More on Heap Operations

Generally implemented as an array due t the nature of accessing children.

---- Inserting an element (up-heap, percolate-up)

Add element to the bottom level of the heap
Compare the added element with its parent; if they are correct, stop
If not, swap the element with its parent and return to the previous step

We do not need to check the other child in the end, as the transistive relation will ensure that it holds.

---- Extract (down-heap, percolate-down)

The procedure for deleting the root form the heap.

Replace the root of the heap with the last element on the last level
Compare the new root with its children; if the order is correct, stop
If not, swap the element with one of its children and return to the previous step (swap with smaller child in min-heap and larger child in max-heap) - always swap the child that has the larger and correct difference

PYDS-16.4: Binary Search Trees

We've seen two different ways to get key-value pairs in a collection
These collections implement the map abstract data type
Two implementations talked about so far were binary search on a list and hash tables.

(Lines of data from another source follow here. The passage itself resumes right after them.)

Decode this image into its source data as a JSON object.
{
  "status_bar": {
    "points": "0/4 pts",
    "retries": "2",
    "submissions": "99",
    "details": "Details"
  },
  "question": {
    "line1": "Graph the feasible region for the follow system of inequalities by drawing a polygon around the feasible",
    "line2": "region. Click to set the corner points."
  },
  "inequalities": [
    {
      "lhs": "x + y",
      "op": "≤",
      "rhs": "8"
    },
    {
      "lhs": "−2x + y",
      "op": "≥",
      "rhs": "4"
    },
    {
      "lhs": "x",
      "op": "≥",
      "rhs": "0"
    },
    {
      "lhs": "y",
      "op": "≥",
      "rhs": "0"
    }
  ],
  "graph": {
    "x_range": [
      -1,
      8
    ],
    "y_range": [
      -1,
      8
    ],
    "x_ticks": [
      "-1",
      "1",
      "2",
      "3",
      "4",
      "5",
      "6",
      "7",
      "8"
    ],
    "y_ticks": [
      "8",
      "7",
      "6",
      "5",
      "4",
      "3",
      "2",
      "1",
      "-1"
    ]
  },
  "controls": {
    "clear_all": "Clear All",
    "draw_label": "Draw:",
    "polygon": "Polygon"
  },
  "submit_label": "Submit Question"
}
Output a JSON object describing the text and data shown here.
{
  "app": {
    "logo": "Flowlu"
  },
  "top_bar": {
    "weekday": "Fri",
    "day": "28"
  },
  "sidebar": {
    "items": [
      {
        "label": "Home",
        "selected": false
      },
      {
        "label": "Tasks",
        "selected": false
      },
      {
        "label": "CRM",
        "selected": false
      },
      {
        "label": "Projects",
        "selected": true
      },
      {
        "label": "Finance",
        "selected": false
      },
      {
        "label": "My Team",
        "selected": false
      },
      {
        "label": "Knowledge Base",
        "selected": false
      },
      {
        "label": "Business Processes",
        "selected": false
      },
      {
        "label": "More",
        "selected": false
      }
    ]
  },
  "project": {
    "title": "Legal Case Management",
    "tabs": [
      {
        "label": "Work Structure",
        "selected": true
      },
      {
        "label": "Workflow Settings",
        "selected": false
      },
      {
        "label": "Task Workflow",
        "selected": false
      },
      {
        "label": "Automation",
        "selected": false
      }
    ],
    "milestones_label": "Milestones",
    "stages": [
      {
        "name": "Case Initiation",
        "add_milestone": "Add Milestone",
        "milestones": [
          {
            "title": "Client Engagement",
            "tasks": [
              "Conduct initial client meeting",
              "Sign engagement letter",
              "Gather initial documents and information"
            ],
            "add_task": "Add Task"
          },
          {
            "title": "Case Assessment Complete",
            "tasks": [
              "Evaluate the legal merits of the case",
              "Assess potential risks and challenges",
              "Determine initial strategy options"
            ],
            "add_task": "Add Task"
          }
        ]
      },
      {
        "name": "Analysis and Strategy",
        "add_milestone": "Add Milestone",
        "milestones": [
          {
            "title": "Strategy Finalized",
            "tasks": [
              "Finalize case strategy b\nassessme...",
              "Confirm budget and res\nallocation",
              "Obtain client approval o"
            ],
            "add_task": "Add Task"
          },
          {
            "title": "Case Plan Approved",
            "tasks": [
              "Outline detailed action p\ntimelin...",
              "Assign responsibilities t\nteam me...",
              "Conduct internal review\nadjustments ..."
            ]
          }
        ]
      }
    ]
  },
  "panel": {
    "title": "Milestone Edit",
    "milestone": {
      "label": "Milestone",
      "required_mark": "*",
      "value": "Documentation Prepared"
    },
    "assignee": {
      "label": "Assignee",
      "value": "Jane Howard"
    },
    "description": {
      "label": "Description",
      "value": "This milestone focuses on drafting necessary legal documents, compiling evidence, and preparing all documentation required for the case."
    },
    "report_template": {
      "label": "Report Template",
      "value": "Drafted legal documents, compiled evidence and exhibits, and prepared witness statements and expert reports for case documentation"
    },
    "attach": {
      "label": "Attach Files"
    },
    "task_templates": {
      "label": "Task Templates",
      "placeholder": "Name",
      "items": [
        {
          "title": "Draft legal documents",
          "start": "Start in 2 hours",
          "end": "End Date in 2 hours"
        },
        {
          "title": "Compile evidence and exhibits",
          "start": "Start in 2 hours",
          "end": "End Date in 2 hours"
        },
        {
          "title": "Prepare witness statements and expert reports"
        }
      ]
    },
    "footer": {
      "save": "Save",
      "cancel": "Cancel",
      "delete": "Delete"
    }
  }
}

Implementation of Binary Search Trees

relies on the property that keys that are less than the parent are found in the left subtree, while those greater are in the right subtree. - left/right subtree implementation is the bst property - refers just to direct parent - understand when something becomes to left and right tree
implementation will use two classes! BinarySearchTree and TreeNode - since we need to be able to create and work with an empty tree - BinarySearchTree has a reference to the TreeNode that is the root of the binary search tree

# order of insert data = [70,31,93,94,14,23,73]
# put moethod - check if tree already has a root
	# if not, create a new TreeNode and install it as the root of the tree
	# if root node in place, call private, helper function put
		# start at root of tree, search tree comparing new key to key in current node
		# if less, search left, if more, search right

# get method is easier since it searches tree recursively until it gets to a non-matching leaf node of finds a matching key
	# when matching key found, the value stored in the payload of the node is returned

# delete is more difficult
	# if tree has more than one node, we search using the _get method to find the TreeNode that needs to be removed
	# if single node, remove root but must check if root key == param key
	# if we find node, 3 options to consider
		# does node to delete have children?
			# remove reference to parent -> set [left|right] child to None
		#  does node to delete have single child?
			# slightly more complex -> promote child to take parent

class BinarySearchTree:
	def __init__(self):
		self.root = None
		self.size = 0

	def length(self):
		return self.size

	# allows to call len(<BST object>)
	def __len__(self):
		return self.size

	def __iter__(self):
		return self.root.__iter__()

	def _put(self, key, val, currentNode):
		if key < currentNode.key:
			if currentNode.hasLeftChild():
				self._put(key,val,currentNode.leftChild)
			else:
				currentNode.leftChild = TreeNode(key,val,parent=currentNode)
		else:
			if currentNode.hasRightChild():
				self._put(key,val,currentNode.rightChild)
			else:
				currentNode.rightChild = TreeNode(key, val, parent = currentNode)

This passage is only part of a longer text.